This eccentric start to the evening might sound a little pretentious, but our shivers soon turned to mounting excitement. The growing queue almost squealed collectively as the doors were unlocked and we bustled into the warm, candlelit restaurant – after being ticked off the reservation list reminiscent of a school register by an efficient and inviting restaurant manager, that is.
With every table in the whole restaurant seated at once, there was none of the waiting for the evening to warm-up or awkward silences you might find elsewhere – the atmosphere was electric immediately, much like the velvet curtains being lifted on a West End show. And the theatrics certainly didn’t end there.
Wine glasses filled with an Italian chardonnay, we were given a choice of three starters: chunky roast potatoes cooked in duck fat with a creamy hollandaise sauce, accompanied by crispy bacon, was gobbled up opposite me. While I opted for the more daring-sounding Thai sweet and sour salmon salad with pineapple, coriander and crunchy bean sprouts, that proved a fresh, punchy and almost good-for-you taste of Asia.
Whilst it can be easy to overlook a humble soup, the second course was a steaming tureen for two of the most moreish homemade cauliflower cheese variety – which didn’t sit between us for long before it was scraped up greedily – proving a hearty, warming and utterly delicious highlight of the evening.
The choices for the main course, described by the waiter as there was no written menu, were to our surprise paraded through the dining room on huge platters by a stream of staff – with an impressive slab of juicy beef receiving the loudest mumbles of approval.
I opted for the homemade chicken tikka massala, however, a far cry from many a curry house version of the namesake, instead providing a creative, light and fresher-than-fresh modern interpretation, accompanied by perfectly-cooked basmati rice and a tangy mint raita.
While opposite me, sea bass was selected as the fish dish of the day – receiving equally high praise, and an equally clean plate. Like the starters, and the soup, both main courses were perfectly seasoned – in fact, the salt and pepper wasn’t reached for once throughout the evening.
While waistlines were expanding by the glorious minute, more pomp and circumstance ensued – with a promenade worthy of carnival floats and tickertape. This time, it was the desserts on parade, with a mountainous steamed pudding and an impressive stack of profiteroles the stars of the show – much to the delight of the wide-eyed diners.
Despite providing a glitzy wow factor to the proceedings, the aforementioned profiteroles certainly didn’t disappoint on the taste front either, snapped-up by seemingly everyone in the dining room. The Colleys bread and butter pudding with lashings of custard created a heated argument with my dining companion however, as she insisted it beat the classic choux dessert hands-down despite my disbelieving protests.
And, did I mention second helpings of desserts are almost mandatory? The chance to try the dense and golden syrup steamed pudding with cream, as well as a helping of blackberry ice-cream with apple shortcake were seized by us second time around. And there wasn’t a single diner who didn’t also relish the opportunity for more helpings of the homemade desserts that have made Colleys a Gloucestershire institution.

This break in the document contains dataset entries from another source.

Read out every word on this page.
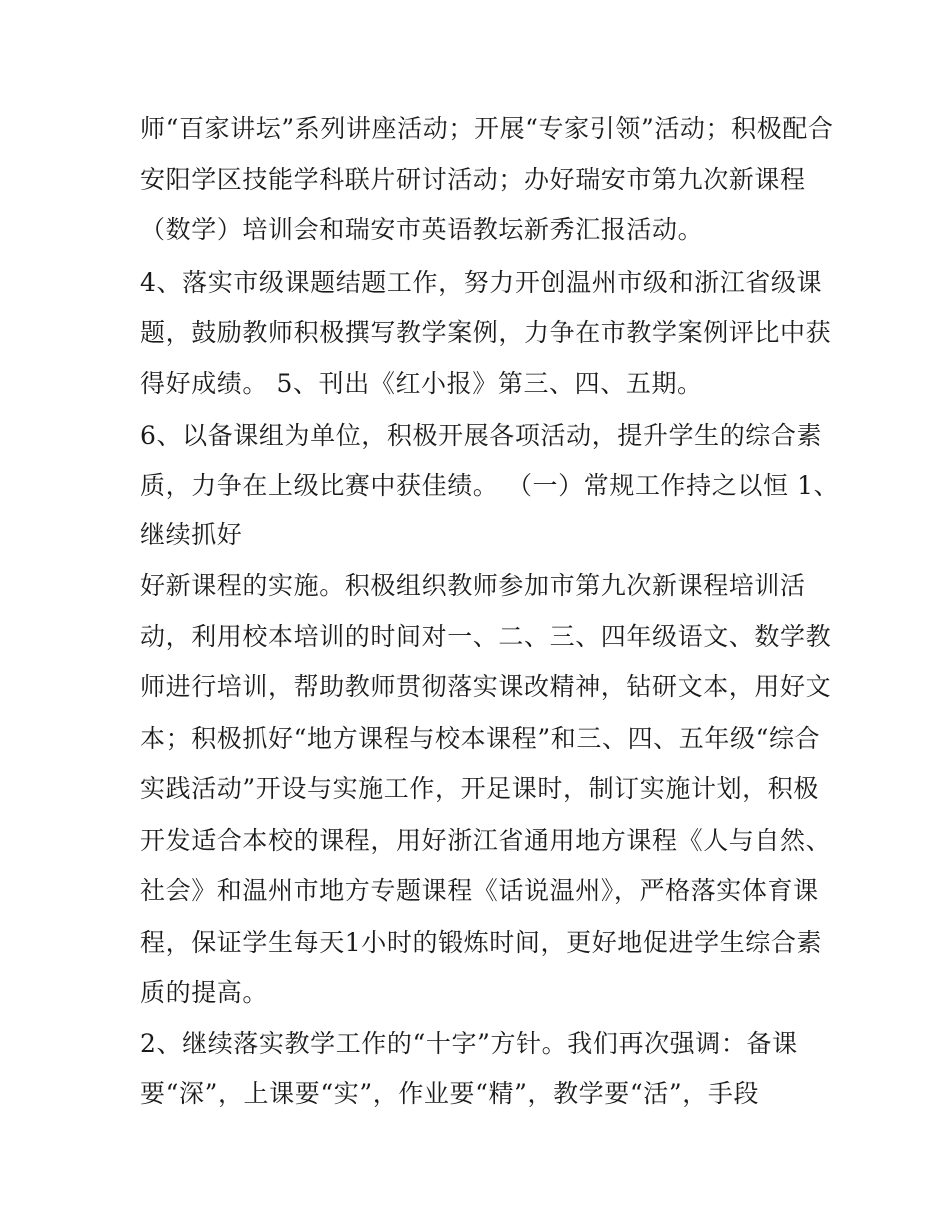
师“百家讲坛”系列讲座活动；开展“专家引领”活动；积极配合
安阳学区技能学科联片研讨活动；办好瑞安市第九次新课程
（数学）培训会和瑞安市英语教坛新秀汇报活动。
4、落实市级课题结题工作，努力开创温州市级和浙江省级课
题，鼓励教师积极撰写教学案例，力争在市教学案例评比中获
得好成绩。 5、刊出《红小报》第三、四、五期。
6、以备课组为单位，积极开展各项活动，提升学生的综合素
质，力争在上级比赛中获佳绩。 （一）常规工作持之以恒 1、
继续抓好
好新课程的实施。积极组织教师参加市第九次新课程培训活
动，利用校本培训的时间对一、二、三、四年级语文、数学教
师进行培训，帮助教师贯彻落实课改精神，钻研文本，用好文
本；积极抓好“地方课程与校本课程”和三、四、五年级“综合
实践活动”开设与实施工作，开足课时，制订实施计划，积极
开发适合本校的课程，用好浙江省通用地方课程《人与自然、
社会》和温州市地方专题课程《话说温州》，严格落实体育课
程，保证学生每天1小时的锻炼时间，更好地促进学生综合素
质的提高。
2、继续落实教学工作的“十字”方针。我们再次强调：备课
要“深”，上课要“实”，作业要“精”，教学要“活”，手段
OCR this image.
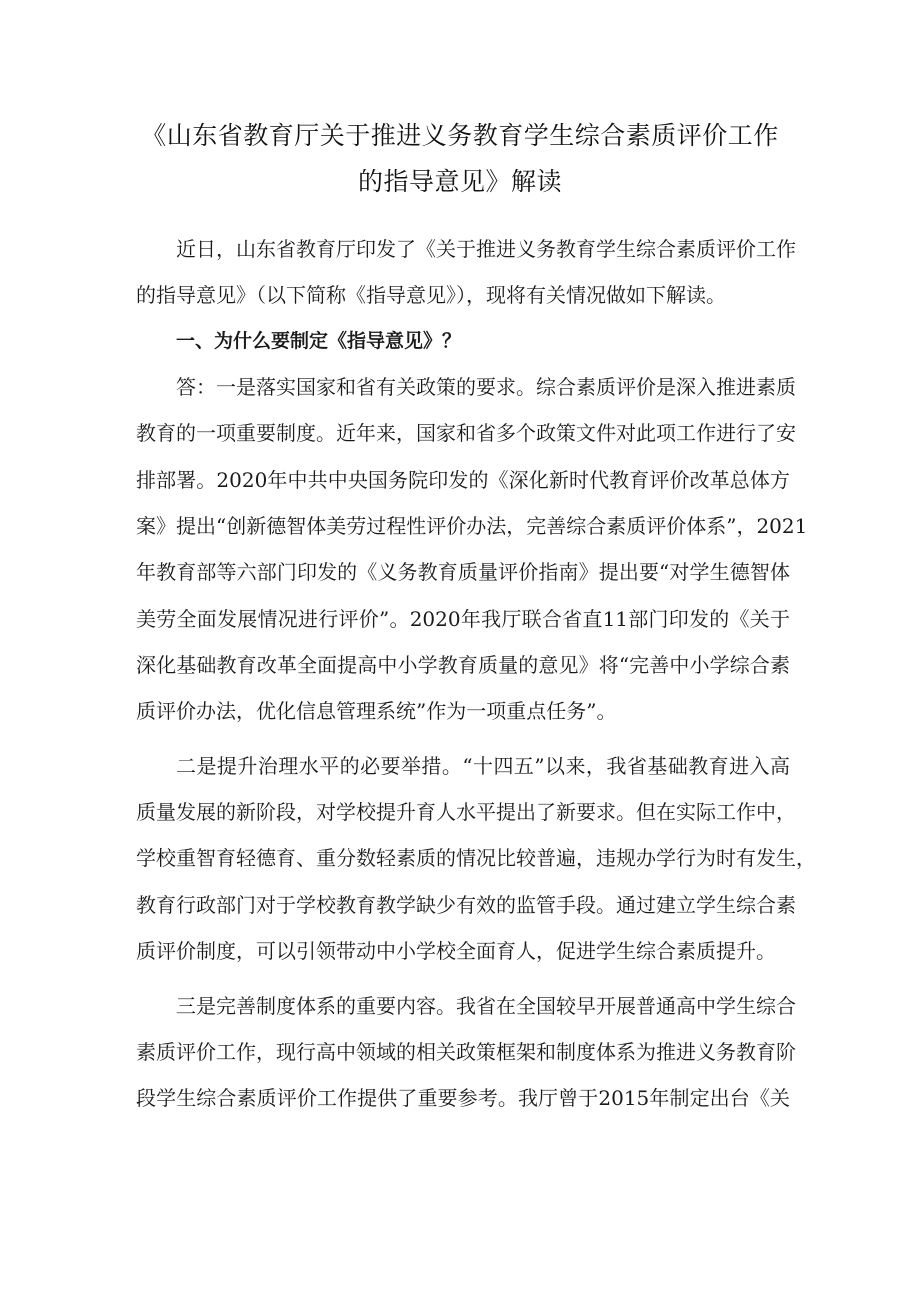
《山东省教育厅关于推进义务教育学生综合素质评价工作
的指导意见》解读
近日，山东省教育厅印发了《关于推进义务教育学生综合素质评价工作
的指导意见》（以下简称《指导意见》），现将有关情况做如下解读。
一、为什么要制定《指导意见》？
答：一是落实国家和省有关政策的要求。综合素质评价是深入推进素质
教育的一项重要制度。近年来，国家和省多个政策文件对此项工作进行了安
排部署。2020年中共中央国务院印发的《深化新时代教育评价改革总体方
案》提出“创新德智体美劳过程性评价办法，完善综合素质评价体系”，2021
年教育部等六部门印发的《义务教育质量评价指南》提出要“对学生德智体
美劳全面发展情况进行评价”。2020年我厅联合省直11部门印发的《关于
深化基础教育改革全面提高中小学教育质量的意见》将“完善中小学综合素
质评价办法，优化信息管理系统”作为一项重点任务”。
二是提升治理水平的必要举措。“十四五”以来，我省基础教育进入高
质量发展的新阶段，对学校提升育人水平提出了新要求。但在实际工作中，
学校重智育轻德育、重分数轻素质的情况比较普遍，违规办学行为时有发生，
教育行政部门对于学校教育教学缺少有效的监管手段。通过建立学生综合素
质评价制度，可以引领带动中小学校全面育人，促进学生综合素质提升。
三是完善制度体系的重要内容。我省在全国较早开展普通高中学生综合
素质评价工作，现行高中领域的相关政策框架和制度体系为推进义务教育阶
段学生综合素质评价工作提供了重要参考。我厅曾于2015年制定出台《关
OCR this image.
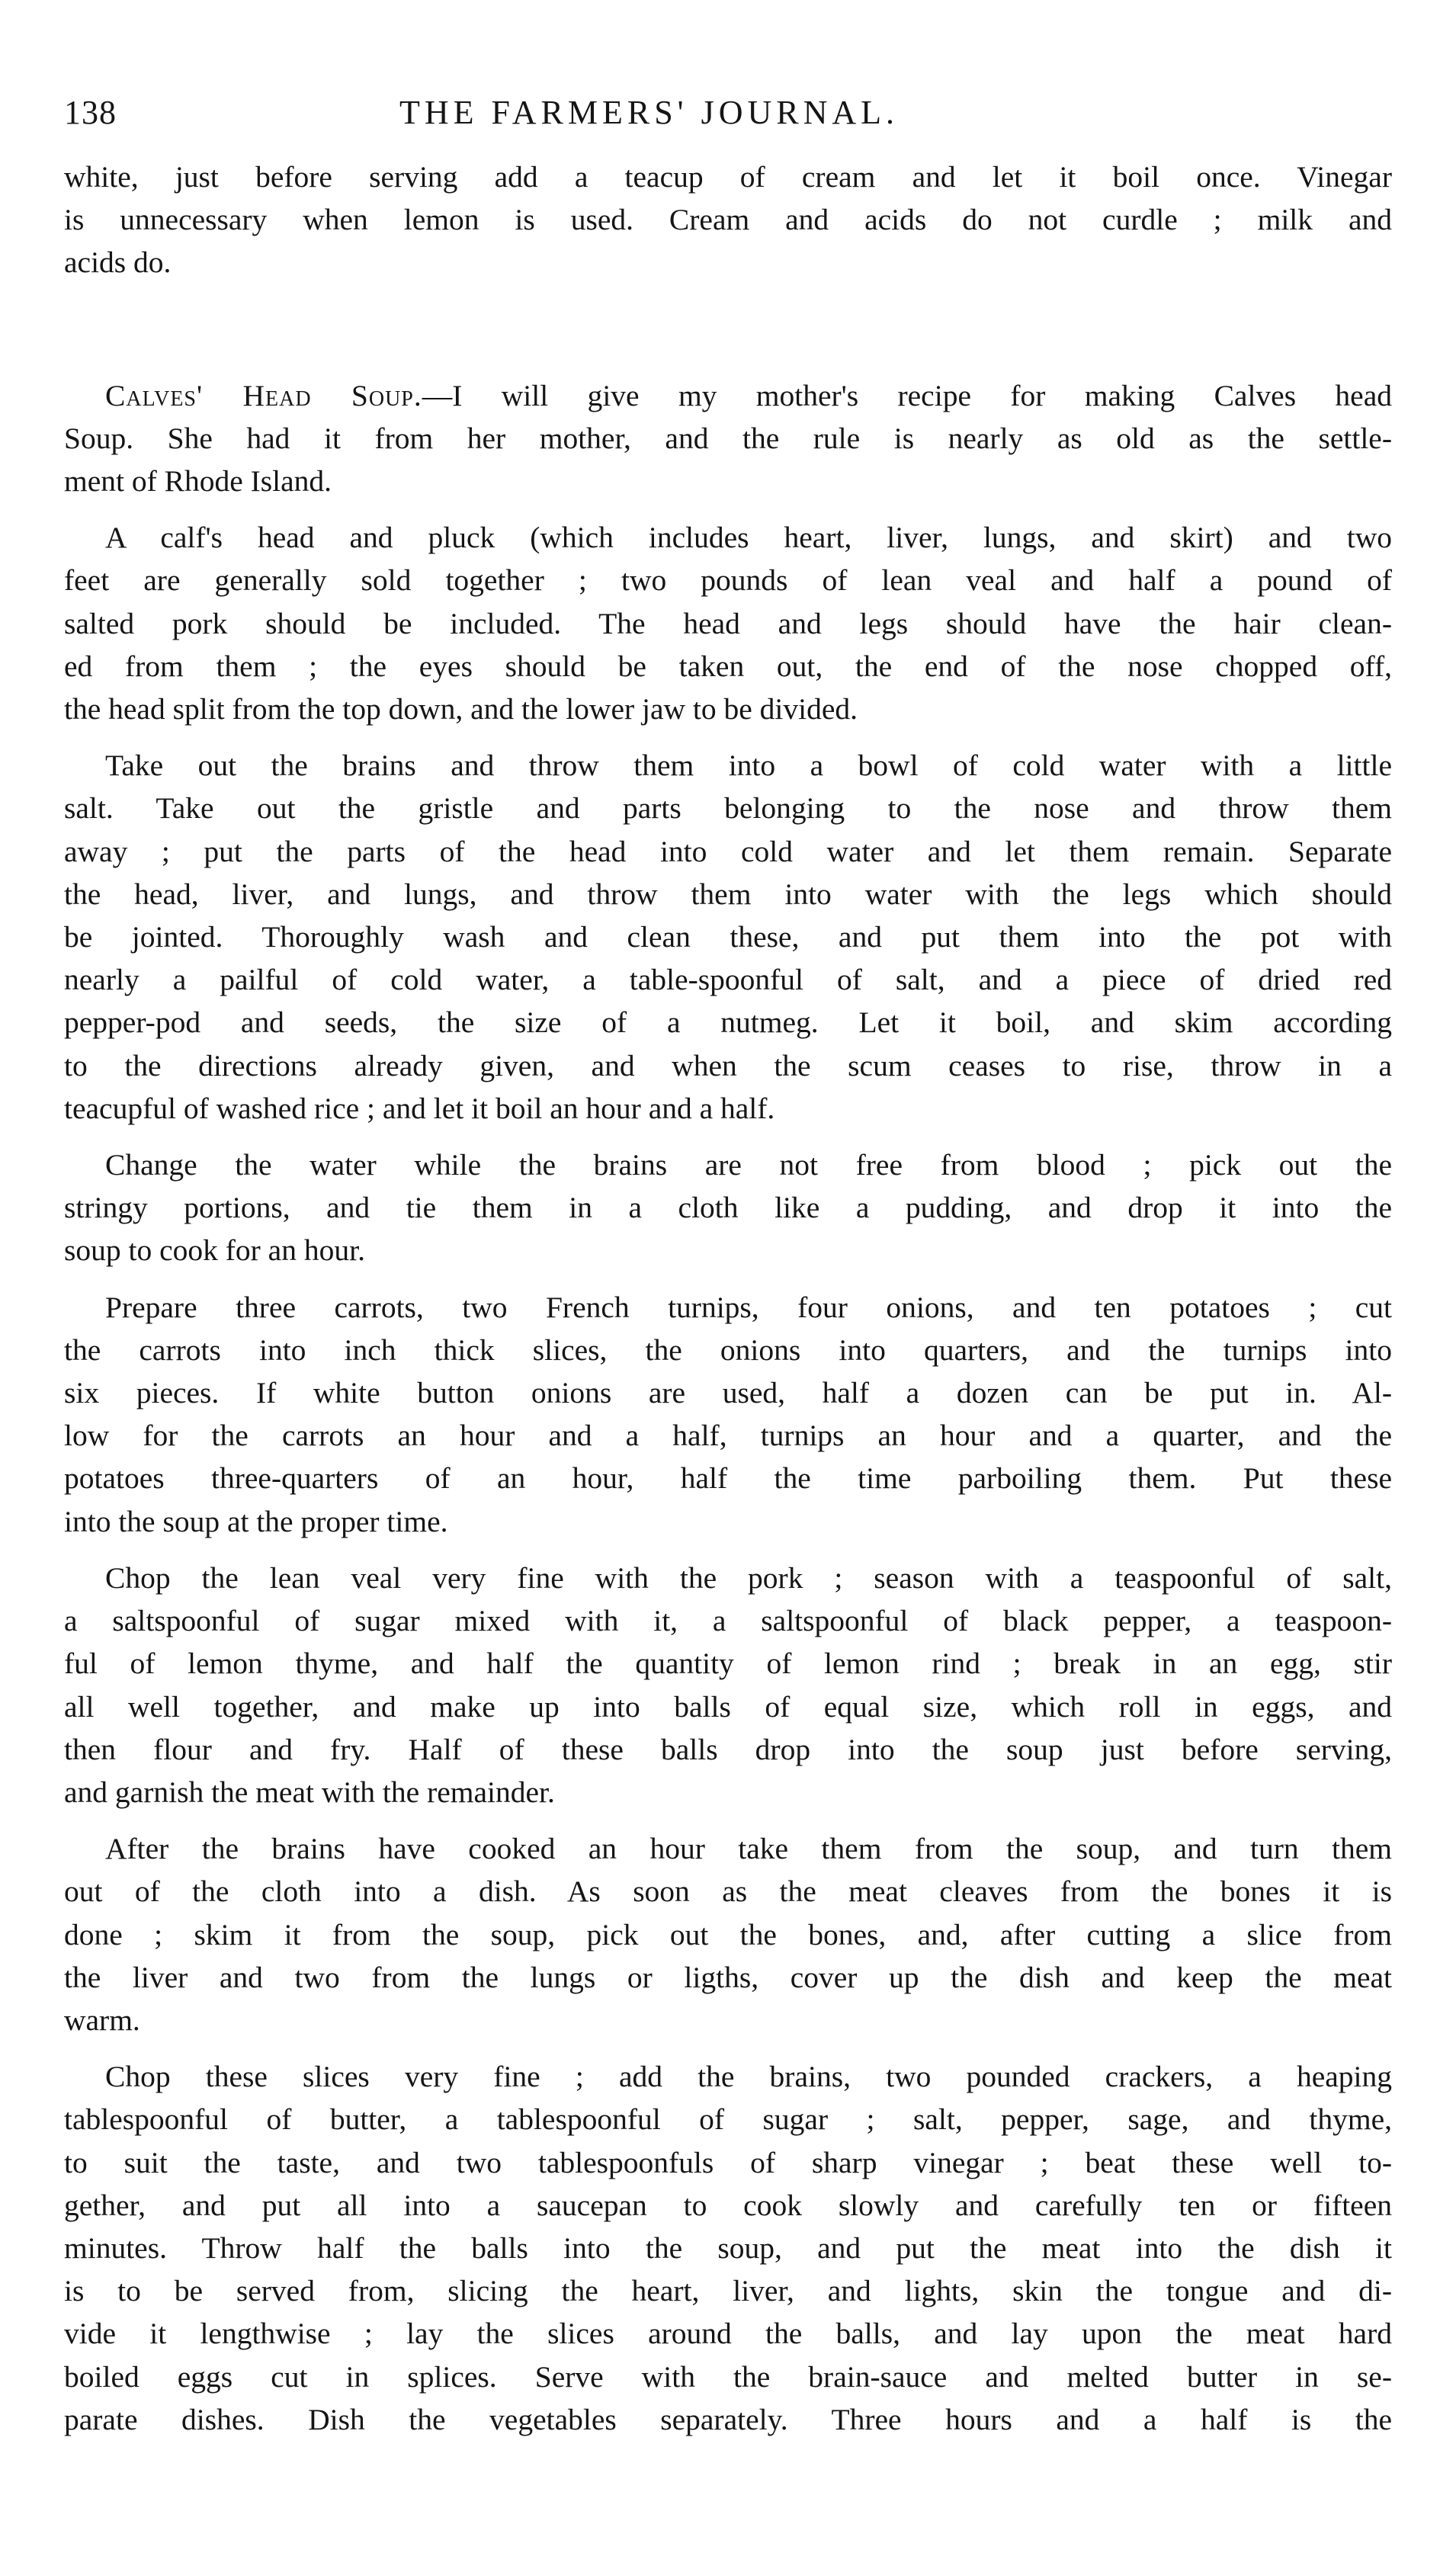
138	THE FARMERS' JOURNAL.

white, just before serving add a teacup of cream and let it boil once. Vinegar
is unnecessary when lemon is used. Cream and acids do not curdle ; milk and
acids do.

Calves' Head Soup.—I will give my mother's recipe for making Calves head
Soup. She had it from her mother, and the rule is nearly as old as the settle-
ment of Rhode Island.

A calf's head and pluck (which includes heart, liver, lungs, and skirt) and two
feet are generally sold together ; two pounds of lean veal and half a pound of
salted pork should be included. The head and legs should have the hair clean-
ed from them ; the eyes should be taken out, the end of the nose chopped off,
the head split from the top down, and the lower jaw to be divided.

Take out the brains and throw them into a bowl of cold water with a little
salt. Take out the gristle and parts belonging to the nose and throw them
away ; put the parts of the head into cold water and let them remain. Separate
the head, liver, and lungs, and throw them into water with the legs which should
be jointed. Thoroughly wash and clean these, and put them into the pot with
nearly a pailful of cold water, a table-spoonful of salt, and a piece of dried red
pepper-pod and seeds, the size of a nutmeg. Let it boil, and skim according
to the directions already given, and when the scum ceases to rise, throw in a
teacupful of washed rice ; and let it boil an hour and a half.

Change the water while the brains are not free from blood ; pick out the
stringy portions, and tie them in a cloth like a pudding, and drop it into the
soup to cook for an hour.

Prepare three carrots, two French turnips, four onions, and ten potatoes ; cut
the carrots into inch thick slices, the onions into quarters, and the turnips into
six pieces. If white button onions are used, half a dozen can be put in. Al-
low for the carrots an hour and a half, turnips an hour and a quarter, and the
potatoes three-quarters of an hour, half the time parboiling them. Put these
into the soup at the proper time.

Chop the lean veal very fine with the pork ; season with a teaspoonful of salt,
a saltspoonful of sugar mixed with it, a saltspoonful of black pepper, a teaspoon-
ful of lemon thyme, and half the quantity of lemon rind ; break in an egg, stir
all well together, and make up into balls of equal size, which roll in eggs, and
then flour and fry. Half of these balls drop into the soup just before serving,
and garnish the meat with the remainder.

After the brains have cooked an hour take them from the soup, and turn them
out of the cloth into a dish. As soon as the meat cleaves from the bones it is
done ; skim it from the soup, pick out the bones, and, after cutting a slice from
the liver and two from the lungs or ligths, cover up the dish and keep the meat
warm.

Chop these slices very fine ; add the brains, two pounded crackers, a heaping
tablespoonful of butter, a tablespoonful of sugar ; salt, pepper, sage, and thyme,
to suit the taste, and two tablespoonfuls of sharp vinegar ; beat these well to-
gether, and put all into a saucepan to cook slowly and carefully ten or fifteen
minutes. Throw half the balls into the soup, and put the meat into the dish it
is to be served from, slicing the heart, liver, and lights, skin the tongue and di-
vide it lengthwise ; lay the slices around the balls, and lay upon the meat hard
boiled eggs cut in splices. Serve with the brain-sauce and melted butter in se-
parate dishes. Dish the vegetables separately. Three hours and a half is the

While sipping coffee, our discussion turned to the potential drawbacks of dining at Colleys – grumbling being something else the British are particularly good at – and at a stretch we offered that whilst the fortnightly-updated menu might aim to cater for both daring and traditional appetites, with limited choices the fussiest eaters might not always find something they like, particularly if they are vegetarian.
But, handed a very reasonable bill from a young waiter who had provided a prompt, polite and impeccable service throughout the evening, we agreed that dining at Colleys Lechlade had been nothing short of an exceptional experience. Unique, just a little eccentric, and offering a real sense of occasion – like the many regulars seated around us, we agreed we would unequivocally be found queuing outside for an evening here again soon.
The four-course dinner at Colleys Lechlade costs £24.95 per person Monday to Thursday, £28.95 per person on Fridays, and £29.95 per person on Saturdays.